The Campy Tech Lab calipers on the Specialized and Ridley were post-mount. They look light and curvy. “A lot of the design process is dictated by the technology from the frame manufacturers,” Riddle said. “A lot of people might look at the post-mount and say that’s a bit old-school, rudimentary. But we have to design the brakes around what the frame manufacturers have done. You see that Specialized, on the frame they have available at the moment, is post-mount. The same as Ridley. At some point in the future, I’m sure those will change because flat-mount seems to be somewhat of a standard. In the absence of a flat-mount frame, we have a version of the flat-mount, which will be tested on compatible frames that will come down the pipe later on.”

post-mount rear caliper
The curvy post-mount rear caliper.

The Canyon Ultimate CF SLX Disc will be flat-mount, so its stand-in ran the “new standard” of calipers. The flat-mount calipers seemed a bit beefier and triangular compared to their post-mount siblings.

Within the Italian company, there’s a term used when a product meets all the internal standards and is ready for the consumer.
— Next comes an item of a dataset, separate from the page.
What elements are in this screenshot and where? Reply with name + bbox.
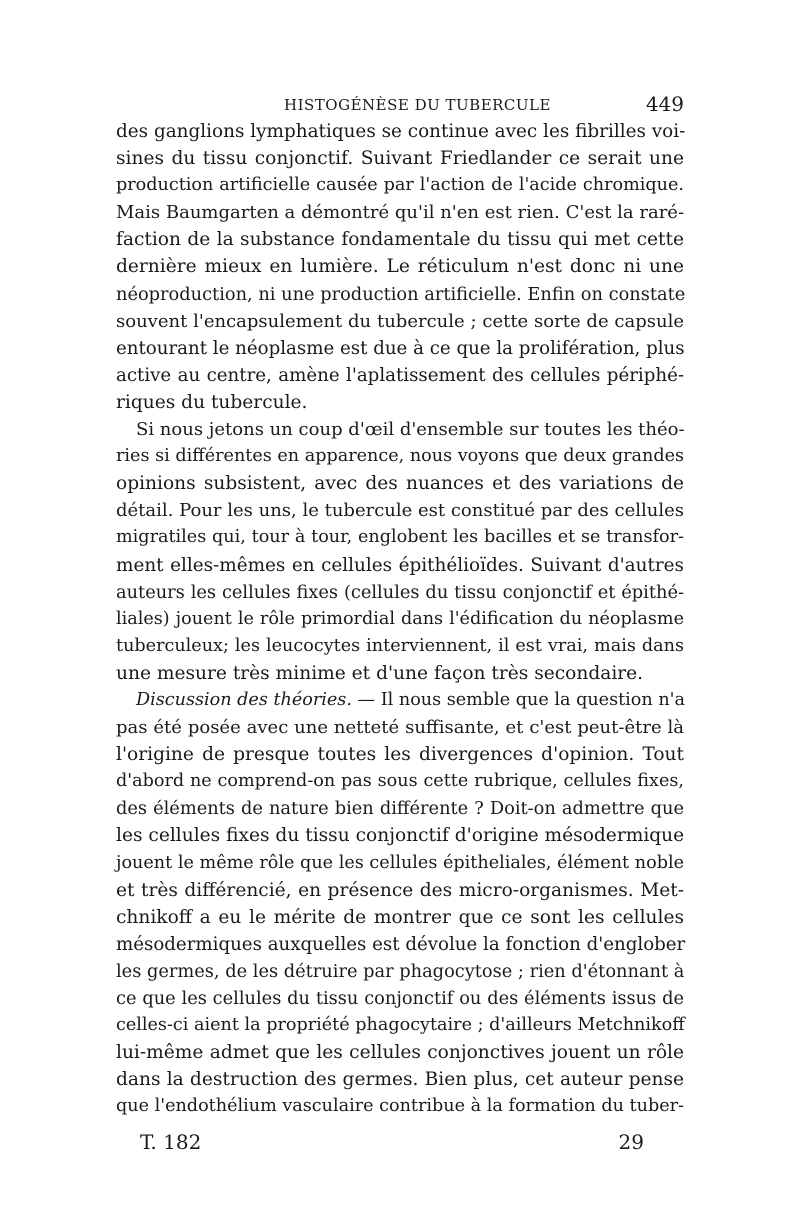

It’s “Campagnolo correcto.” The product has to perform at the pro level and maintain that performance over time. It also has to meet Campy’s safety standards. Then it’s ready for the company’s logo and riders like you. There isn’t any indication as to when the disc brakes will be available to the public. If the release of the first generation of EPS can serve as a model, then we won’t see a consumer version of disc until the end of the road season. Campagnolo has disc brakes, but they’re not yet Campagnolo correcto.